The chef says he used to supply herbs and vegetables for some of London’s top Thai restaurants, but now all go to his two restaurants, as the output barely keeps up with the demand. Farrell adds that a new greenhouse is being built so that he can expand the menu with consistent and fresh new ingredients in the future.
Other must-haves on the Plaza menu include Khao Yam, puffed rice salad with fish sauce and vegetables; Gaeng Som, sour seafood curry; Khua Kling Gai, dry wok-fried chicken with chilis, long pepper and wild galangal, and Gung Pad Sator Sai Gapi, tiger prawns with stinky beans, shrimp paste and chilis. All of them pair well with a big bowl of new season jasmine rice with a fried egg on the side.
It’s obvious that Farrell, who used to spend a lot of time in Thailand and Malaysia eating his way and preserving seeds of local plants, isn’t a fan of fusion cuisine, a cooking concept that many Michelin-starred chefs adore.
“Replication is key, and I think it’s far more respectful to Thai cuisine and culture to deliver it exactly as it is in the country of origin. One of the most important things that the head chef and the teams are very well aware of is whether you would find that dish in Thailand. If the answer is no, that doesn’t go on the menu. Simple as that,” he says.
“I don’t have time for Western chefs putting their mark on Thai food. It would be disrespectful for me to start changing and meddling with dishes that I’ve learned from people in Thailand. The reason you find some chefs moving things around — this is through a Western lens obviously — is that it’s actually easier to do Thai food like that. Getting ingredients that are available here is easier than flying ingredients in from Thailand or indeed growing them, as I do,” he adds.
In fact, Farrell was speaking to WWD Weekend from the train station.
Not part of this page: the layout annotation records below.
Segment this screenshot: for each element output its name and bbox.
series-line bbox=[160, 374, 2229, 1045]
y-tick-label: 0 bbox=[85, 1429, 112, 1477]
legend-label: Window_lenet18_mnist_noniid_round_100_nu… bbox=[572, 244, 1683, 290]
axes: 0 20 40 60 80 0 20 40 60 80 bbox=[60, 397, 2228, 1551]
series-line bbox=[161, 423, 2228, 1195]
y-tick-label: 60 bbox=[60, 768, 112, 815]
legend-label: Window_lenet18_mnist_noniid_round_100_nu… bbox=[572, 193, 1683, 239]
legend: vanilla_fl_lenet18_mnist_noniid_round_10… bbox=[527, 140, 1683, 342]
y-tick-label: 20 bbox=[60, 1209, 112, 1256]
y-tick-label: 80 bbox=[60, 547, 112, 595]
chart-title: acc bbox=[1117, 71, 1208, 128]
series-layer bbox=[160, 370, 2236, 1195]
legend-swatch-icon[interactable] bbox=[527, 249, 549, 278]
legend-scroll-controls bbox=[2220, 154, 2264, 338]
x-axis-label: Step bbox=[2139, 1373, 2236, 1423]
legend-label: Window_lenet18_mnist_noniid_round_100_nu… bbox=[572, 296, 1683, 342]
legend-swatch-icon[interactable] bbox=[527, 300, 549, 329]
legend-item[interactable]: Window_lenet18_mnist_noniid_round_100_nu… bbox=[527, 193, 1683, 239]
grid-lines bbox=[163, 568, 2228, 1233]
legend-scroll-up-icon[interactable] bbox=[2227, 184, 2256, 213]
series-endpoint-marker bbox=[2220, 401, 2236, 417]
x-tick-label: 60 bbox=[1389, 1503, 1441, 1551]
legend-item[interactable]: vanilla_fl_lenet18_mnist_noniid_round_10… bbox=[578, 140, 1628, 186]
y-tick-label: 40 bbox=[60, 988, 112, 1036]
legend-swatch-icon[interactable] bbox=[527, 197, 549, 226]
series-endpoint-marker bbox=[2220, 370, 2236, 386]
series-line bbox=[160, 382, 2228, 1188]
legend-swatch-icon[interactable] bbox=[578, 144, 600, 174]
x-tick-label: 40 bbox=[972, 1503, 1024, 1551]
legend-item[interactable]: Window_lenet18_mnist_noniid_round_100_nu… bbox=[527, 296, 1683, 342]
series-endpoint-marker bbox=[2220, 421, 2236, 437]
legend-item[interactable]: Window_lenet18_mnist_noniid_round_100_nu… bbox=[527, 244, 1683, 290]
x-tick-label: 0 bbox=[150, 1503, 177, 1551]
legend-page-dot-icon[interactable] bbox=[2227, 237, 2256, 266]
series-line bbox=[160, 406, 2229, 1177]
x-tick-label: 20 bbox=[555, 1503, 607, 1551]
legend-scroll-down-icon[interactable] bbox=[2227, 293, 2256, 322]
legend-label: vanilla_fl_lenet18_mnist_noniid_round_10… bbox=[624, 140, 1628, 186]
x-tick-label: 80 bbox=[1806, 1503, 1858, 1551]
He had been to the greenhouse in the morning picking herbs for the restaurants. He also hired a head gardener to take care of plants and manage the harvest and shipment every day.
He adds that all plants are grown in a special jungle soil mix that aims to replicate as closely as possible that found in tropical Thailand.
“We’re much closer to the true taste of Thailand from these ingredients than a lot of ingredients that are flown in, especially the herbs. They lose their punch and fragrance on the long journey,” Farrell says.
Speedboat Bar, on the other hand, is set up as a late-night destination with an extensive drinks menu, a central bar, and a pool table, as well as Chinese food-inspired Thai classics cooked in the traditional way one sees in the streets of Bangkok’s Chinatown.
One can find familiar dishes, such as sweetcorn and salted egg papaya salad; minced beef with holy basil, and drunkard’s seafood and beef noodles. The place also serves dishes that have less visibility outside of Thailand, such as tom yam mama noodles with squid, prawns, and thick slices of crispy pork belly, beef tongue and tendon curry, and soy-cured pork with chili and mint.
With the upsurge in authentic restaurants offering the cuisine, Luke believes that London now is the best place to have Thai food in Europe.
“I think we don’t have these hang-ups about our own cuisine that other countries may have. For a very long time the cuisine in the U.K. was pretty terrible, but there is a culture of experimenting with other cuisines and people are addicted to chili,” he says. “And if you go to places like France, Italy or Spain, where some restaurants have existed for over 100 years with very strong culinary traditions, bringing in something else to other countries is not as favored.”